De los aportes de la internet y la riqueza del conocimiento

El estudiante en línea contará con una serie de materiales recomendados por los desarrolladores del curso, el docente también podrá sugerirle materiales extra para reforzar el conocimiento, pero cuando el estudiante tiene como principal herramienta a la red de amplitud mundial existe la posibilidad de que si surge una duda, una inquietud o simplemente el interés de profundizar en algún tema o de buscar fuentes de información adicionales el estudiante pueda obtener material de estudio adicional por lo que aumentan las posibilidades de extender sus conocimientos, la curiosidad y la internet pueden resultar una combinación interesante para el estudiante en línea, pero este deberá hacer un uso crítico de la información y buscar la confiabilidad de las fuentes y de esta manera potenciar sus conocimientos y experiencias de aprendizaje.

 Recomendaciones Interpersonales para el estudiante en línea

Como parte de un aprendizaje en el manejo de las emociones resultan útiles las siguientes recomendaciones:

 · Identificar e interpretar nuestras emociones y reconocer el efecto que tienen en nosotros mismos y en los demás.
· Controlar y manejar nuestras emociones y el cómo reaccionamos para así poder adaptarnos a las circunstancias que todo el tiempo están cambiando a nuestro alrededor.
 · Identificar, comprender y responder ante las circunstancias, para atender y entender a los demás.
· Saber tratar con los demás, influir positivamente, motivar e inspirar, trabajar en equipo y mejorar la manera en la que nos comunicamos.

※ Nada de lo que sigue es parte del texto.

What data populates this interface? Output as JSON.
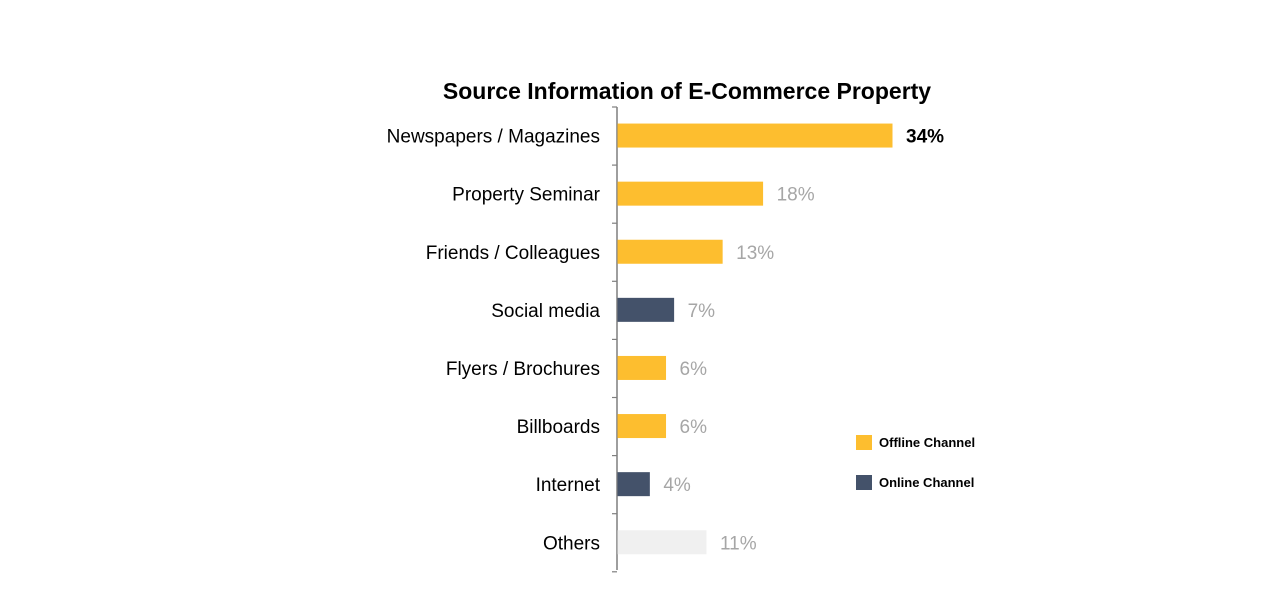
{
  "chart_data": {
    "type": "bar",
    "orientation": "horizontal",
    "title": "Source Information of E-Commerce Property",
    "xlabel": "",
    "ylabel": "",
    "unit": "%",
    "xlim": [
      0,
      34
    ],
    "grid": false,
    "categories": [
      "Newspapers / Magazines",
      "Property Seminar",
      "Friends / Colleagues",
      "Social media",
      "Flyers / Brochures",
      "Billboards",
      "Internet",
      "Others"
    ],
    "values": [
      34,
      18,
      13,
      7,
      6,
      6,
      4,
      11
    ],
    "value_labels": [
      "34%",
      "18%",
      "13%",
      "7%",
      "6%",
      "6%",
      "4%",
      "11%"
    ],
    "channel": [
      "offline",
      "offline",
      "offline",
      "online",
      "offline",
      "offline",
      "online",
      "other"
    ],
    "highlight_index": 0,
    "legend": {
      "position": "bottom-right",
      "entries": [
        {
          "key": "offline",
          "label": "Offline Channel",
          "color": "#FDBE2F"
        },
        {
          "key": "online",
          "label": "Online Channel",
          "color": "#44526A"
        }
      ]
    },
    "colors": {
      "offline": "#FDBE2F",
      "online": "#44526A",
      "other": "#F0F0F0",
      "axis": "#7F7F7F",
      "label_muted": "#A6A6A6",
      "label_highlight": "#000000",
      "category_text": "#000000"
    }
  }
}
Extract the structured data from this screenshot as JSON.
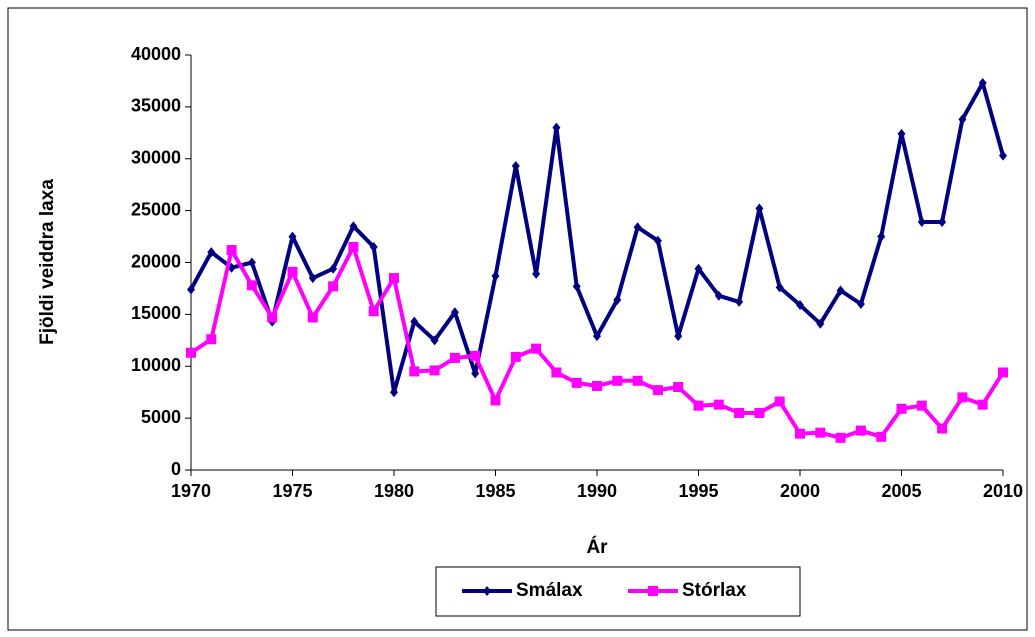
{
  "chart_data": {
    "type": "line",
    "x_label": "Ár",
    "y_label": "Fjöldi veiddra laxa",
    "x": [
      1970,
      1971,
      1972,
      1973,
      1974,
      1975,
      1976,
      1977,
      1978,
      1979,
      1980,
      1981,
      1982,
      1983,
      1984,
      1985,
      1986,
      1987,
      1988,
      1989,
      1990,
      1991,
      1992,
      1993,
      1994,
      1995,
      1996,
      1997,
      1998,
      1999,
      2000,
      2001,
      2002,
      2003,
      2004,
      2005,
      2006,
      2007,
      2008,
      2009,
      2010
    ],
    "series": [
      {
        "name": "Smálax",
        "color": "#000080",
        "marker": "diamond",
        "values": [
          17400,
          21000,
          19500,
          20000,
          14300,
          22500,
          18500,
          19400,
          23500,
          21500,
          7500,
          14300,
          12500,
          15200,
          9300,
          18700,
          29300,
          18900,
          33000,
          17700,
          12900,
          16400,
          23400,
          22100,
          12900,
          19400,
          16800,
          16200,
          25200,
          17600,
          15900,
          14100,
          17300,
          16000,
          22500,
          32400,
          23900,
          23900,
          33800,
          37300,
          30300
        ]
      },
      {
        "name": "Stórlax",
        "color": "#ff00ff",
        "marker": "square",
        "values": [
          11300,
          12600,
          21200,
          17800,
          14700,
          19100,
          14700,
          17700,
          21500,
          15300,
          18500,
          9500,
          9600,
          10800,
          11000,
          6700,
          10900,
          11700,
          9400,
          8400,
          8100,
          8600,
          8600,
          7700,
          8000,
          6200,
          6300,
          5500,
          5500,
          6600,
          3500,
          3600,
          3100,
          3800,
          3200,
          5900,
          6200,
          4000,
          7000,
          6300,
          9400
        ]
      }
    ],
    "xlim": [
      1970,
      2010
    ],
    "xticks": [
      1970,
      1975,
      1980,
      1985,
      1990,
      1995,
      2000,
      2005,
      2010
    ],
    "ylim": [
      0,
      40000
    ],
    "yticks": [
      0,
      5000,
      10000,
      15000,
      20000,
      25000,
      30000,
      35000,
      40000
    ],
    "grid": false,
    "legend": "bottom"
  }
}
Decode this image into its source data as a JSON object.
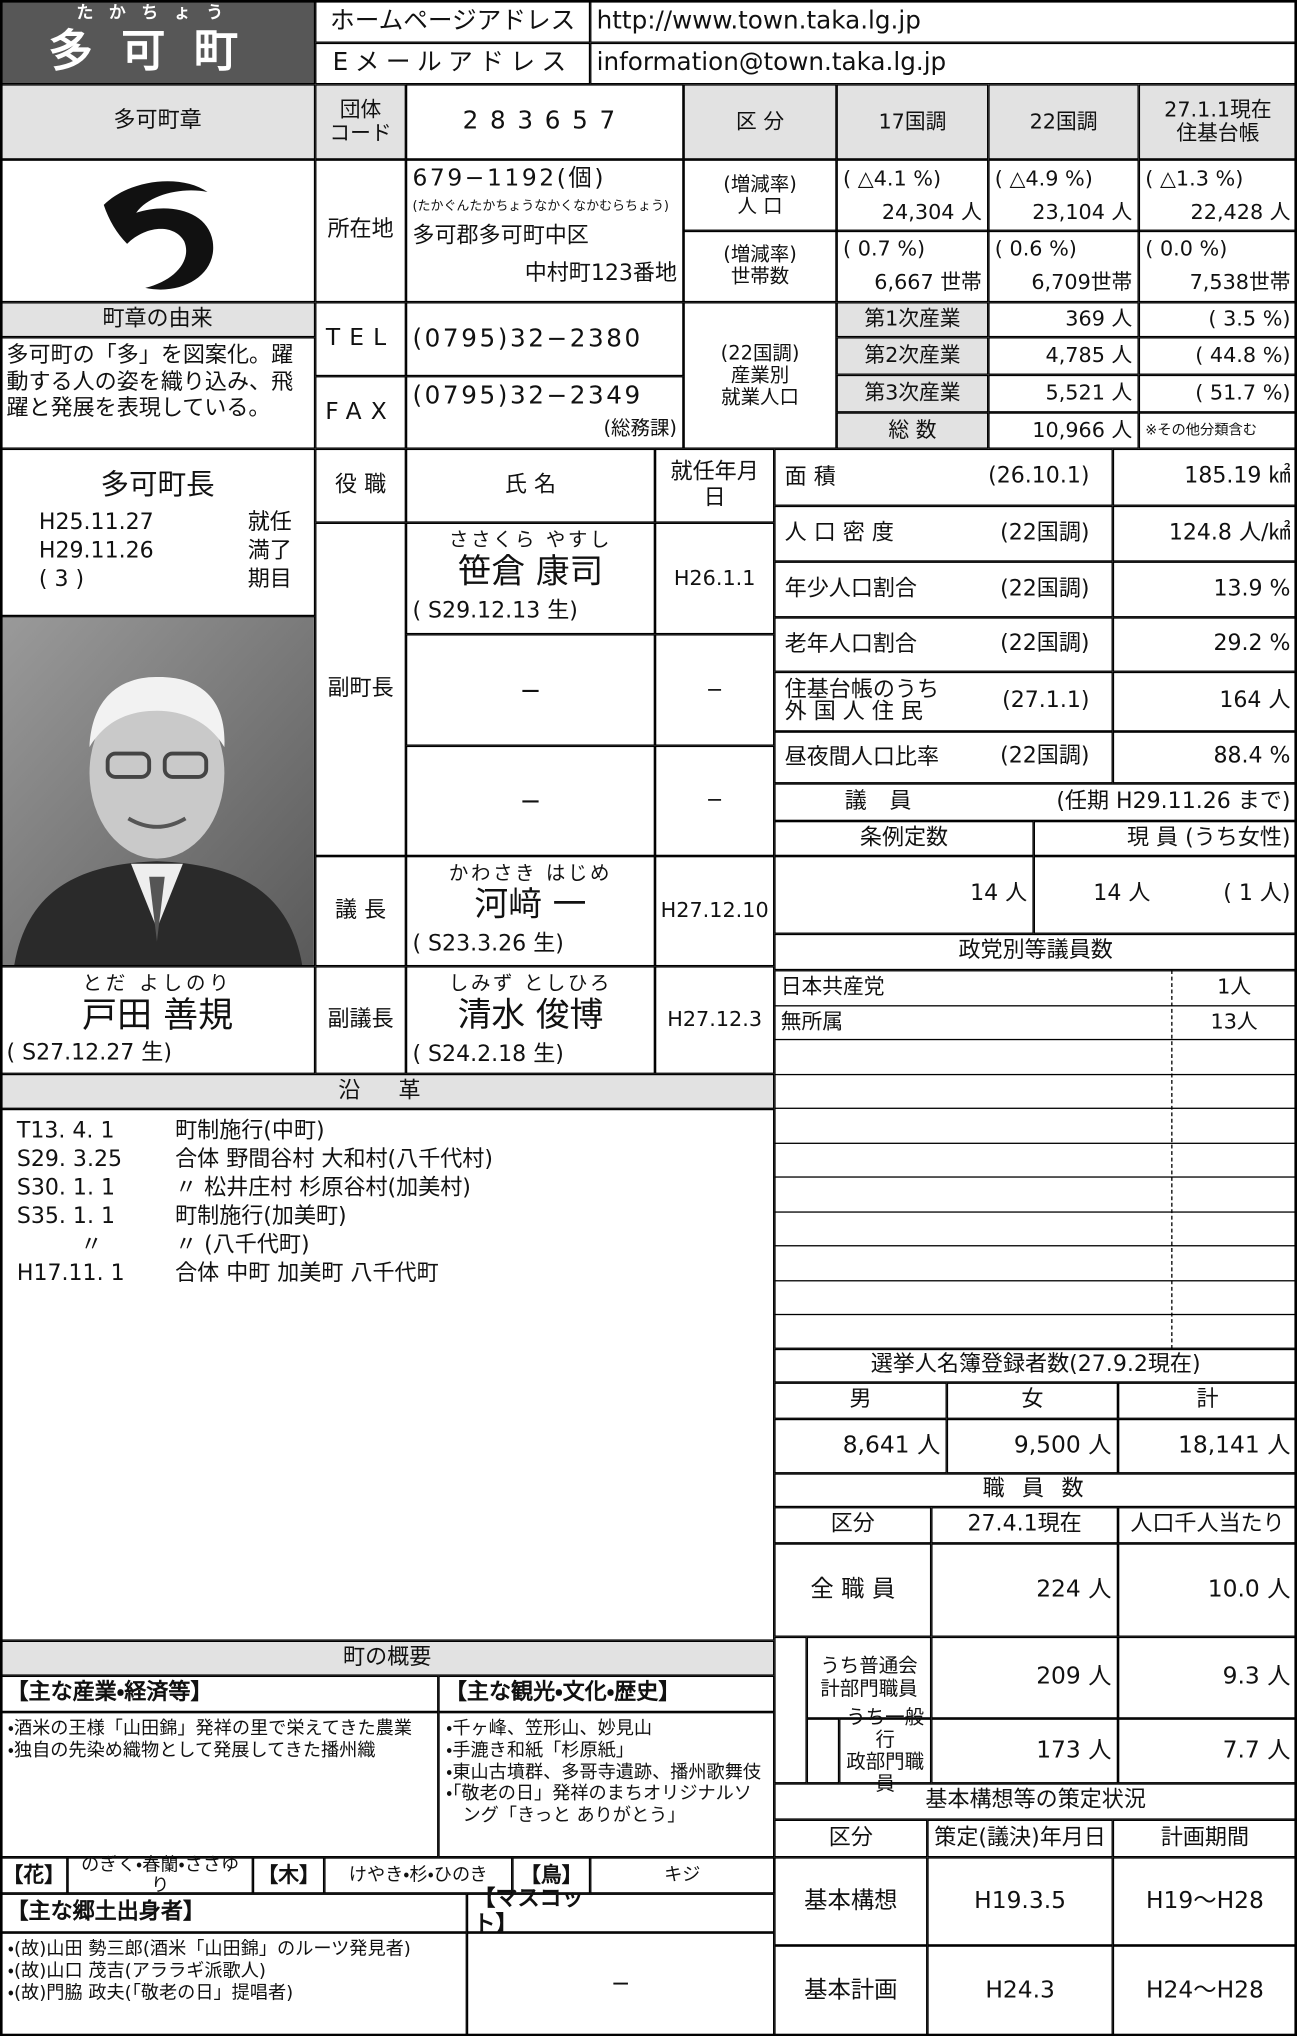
{
  "header": {
    "furigana": "たかちょう",
    "name": "多可町",
    "homepage_label": "ホームページアドレス",
    "homepage": "http://www.town.taka.lg.jp",
    "email_label": "Eメールアドレス",
    "email": "information@town.taka.lg.jp"
  },
  "basic": {
    "emblem_label": "多可町章",
    "code_label": "団体\nコード",
    "code": "283657",
    "address_label": "所在地",
    "postal": "679−1192(個)",
    "address_kana": "(たかぐんたかちょうなかくなかむらちょう)",
    "address_line1": "多可郡多可町中区",
    "address_line2": "中村町123番地",
    "emblem_origin_label": "町章の由来",
    "emblem_origin": "多可町の「多」を図案化。躍動する人の姿を織り込み、飛躍と発展を表現している。",
    "tel_label": "TEL",
    "tel": "(0795)32−2380",
    "fax_label": "FAX",
    "fax": "(0795)32−2349",
    "fax_note": "(総務課)"
  },
  "population": {
    "headers": [
      "区 分",
      "17国調",
      "22国調",
      "27.1.1現在\n住基台帳"
    ],
    "pop_label": "(増減率)\n人 口",
    "pop_rate": [
      "( △4.1 %)",
      "( △4.9 %)",
      "( △1.3 %)"
    ],
    "pop": [
      "24,304 人",
      "23,104 人",
      "22,428 人"
    ],
    "household_label": "(増減率)\n世帯数",
    "household_rate": [
      "( 0.7 %)",
      "( 0.6 %)",
      "( 0.0 %)"
    ],
    "households": [
      "6,667 世帯",
      "6,709世帯",
      "7,538世帯"
    ],
    "employment_label": "(22国調)\n産業別\n就業人口",
    "employment": [
      [
        "第1次産業",
        "369 人",
        "( 3.5 %)"
      ],
      [
        "第2次産業",
        "4,785 人",
        "( 44.8 %)"
      ],
      [
        "第3次産業",
        "5,521 人",
        "( 51.7 %)"
      ],
      [
        "総 数",
        "10,966 人",
        "※その他分類含む"
      ]
    ]
  },
  "mayor": {
    "title": "多可町長",
    "terms": [
      [
        "H25.11.27",
        "就任"
      ],
      [
        "H29.11.26",
        "満了"
      ],
      [
        "( 3 )",
        "期目"
      ]
    ],
    "kana": "とだ よしのり",
    "name": "戸田 善規",
    "birth": "( S27.12.27 生)"
  },
  "officials": {
    "headers": [
      "役 職",
      "氏 名",
      "就任年月日"
    ],
    "rows": [
      {
        "role": "副町長",
        "people": [
          {
            "kana": "ささくら やすし",
            "name": "笹倉 康司",
            "birth": "( S29.12.13 生)",
            "date": "H26.1.1"
          },
          {
            "name": "−",
            "date": "−"
          },
          {
            "name": "−",
            "date": "−"
          }
        ]
      },
      {
        "role": "議 長",
        "people": [
          {
            "kana": "かわさき はじめ",
            "name": "河﨑 一",
            "birth": "( S23.3.26 生)",
            "date": "H27.12.10"
          }
        ]
      },
      {
        "role": "副議長",
        "people": [
          {
            "kana": "しみず としひろ",
            "name": "清水 俊博",
            "birth": "( S24.2.18 生)",
            "date": "H27.12.3"
          }
        ]
      }
    ]
  },
  "stats": [
    {
      "label": "面 積",
      "note": "(26.10.1)",
      "value": "185.19 ㎢"
    },
    {
      "label": "人 口 密 度",
      "note": "(22国調)",
      "value": "124.8 人/㎢"
    },
    {
      "label": "年少人口割合",
      "note": "(22国調)",
      "value": "13.9 %"
    },
    {
      "label": "老年人口割合",
      "note": "(22国調)",
      "value": "29.2 %"
    },
    {
      "label": "住基台帳のうち\n外 国 人 住 民",
      "note": "(27.1.1)",
      "value": "164 人"
    },
    {
      "label": "昼夜間人口比率",
      "note": "(22国調)",
      "value": "88.4 %"
    }
  ],
  "assembly": {
    "label": "議 員",
    "term": "(任期 H29.11.26 まで)",
    "headers": [
      "条例定数",
      "現 員 (うち女性)"
    ],
    "quota": "14 人",
    "current": "14 人",
    "women": "( 1 人)",
    "parties_label": "政党別等議員数",
    "parties": [
      [
        "日本共産党",
        "1人"
      ],
      [
        "無所属",
        "13人"
      ]
    ]
  },
  "election": {
    "title": "選挙人名簿登録者数(27.9.2現在)",
    "headers": [
      "男",
      "女",
      "計"
    ],
    "values": [
      "8,641 人",
      "9,500 人",
      "18,141 人"
    ]
  },
  "staff": {
    "title": "職 員 数",
    "headers": [
      "区分",
      "27.4.1現在",
      "人口千人当たり"
    ],
    "rows": [
      [
        "全 職 員",
        "224 人",
        "10.0 人"
      ],
      [
        "うち普通会\n計部門職員",
        "209 人",
        "9.3 人"
      ],
      [
        "うち一般行\n政部門職員",
        "173 人",
        "7.7 人"
      ]
    ]
  },
  "plans": {
    "title": "基本構想等の策定状況",
    "headers": [
      "区分",
      "策定(議決)年月日",
      "計画期間"
    ],
    "rows": [
      [
        "基本構想",
        "H19.3.5",
        "H19〜H28"
      ],
      [
        "基本計画",
        "H24.3",
        "H24〜H28"
      ]
    ]
  },
  "history": {
    "title": "沿 革",
    "rows": [
      [
        "T13. 4. 1",
        "町制施行(中町)"
      ],
      [
        "S29. 3.25",
        "合体 野間谷村 大和村(八千代村)"
      ],
      [
        "S30. 1. 1",
        "〃 松井庄村 杉原谷村(加美村)"
      ],
      [
        "S35. 1. 1",
        "町制施行(加美町)"
      ],
      [
        "〃",
        "〃 (八千代町)"
      ],
      [
        "H17.11. 1",
        "合体 中町 加美町 八千代町"
      ]
    ]
  },
  "overview": {
    "title": "町の概要",
    "industry_label": "【主な産業・経済等】",
    "industry": [
      "・酒米の王様「山田錦」発祥の里で栄えてきた農業",
      "・独自の先染め織物として発展してきた播州織"
    ],
    "tourism_label": "【主な観光・文化・歴史】",
    "tourism": [
      "・千ヶ峰、笠形山、妙見山",
      "・手漉き和紙「杉原紙」",
      "・東山古墳群、多哥寺遺跡、播州歌舞伎",
      "・「敬老の日」発祥のまちオリジナルソング「きっと ありがとう」"
    ],
    "flower_label": "【花】",
    "flower": "のぎく・春蘭・ささゆり",
    "tree_label": "【木】",
    "tree": "けやき・杉・ひのき",
    "bird_label": "【鳥】",
    "bird": "キジ",
    "people_label": "【主な郷土出身者】",
    "people": [
      "・(故)山田 勢三郎(酒米「山田錦」のルーツ発見者)",
      "・(故)山口 茂吉(アララギ派歌人)",
      "・(故)門脇 政夫(「敬老の日」提唱者)"
    ],
    "mascot_label": "【マスコット】",
    "mascot": "−"
  }
}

El proceso de aprendizaje llevará al estudiante a pensar creativamente, a desarrollar y potenciar el desarrollo de habilidades científicas, tecnológicas y sociales que favorezcan la toma de decisiones, la solución de problemas, la integración, organización y comprensión de la información, pero principalmente el aprender a aprender.

Retos para el estudiante en línea

· Adoptar una actitud crítica y creativa de las Tecnologías de la Información y la Comunicación y participar activamente durante su formación académica.
· Cuestionar, replantear, investigar e idear nuevas formas de descubrir, con el impulso de seguir explorando y generar la oportunidad para obtener más conocimientos.
· Adaptarse al trabajo en un entorno cambiante, valiéndose de la creatividad, la comunicación, la colaboración y la resolución de problemas.
· Optimizar la comunicación escrita, prácticamente es el recurso más sólido para expresarse en la modalidad en línea, por lo que se deberá optimizar el uso de la gramática, sintaxis y semántica.


De acuerdo a la información presentada, el ser un estudiante en línea implica ciertos saberes, actitudes, retos, exigencias, ventajas y compromisos, pero sobre todo la disposición de aprender, la educación en línea no tiene por qué concebirse como fácil o difícil, el estudiante en línea tiene ante sí la oportunidad de marcar su propio ritmo de aprendizaje y de trazar sus horizontes de estudio de acuerdo con sus metas académicas.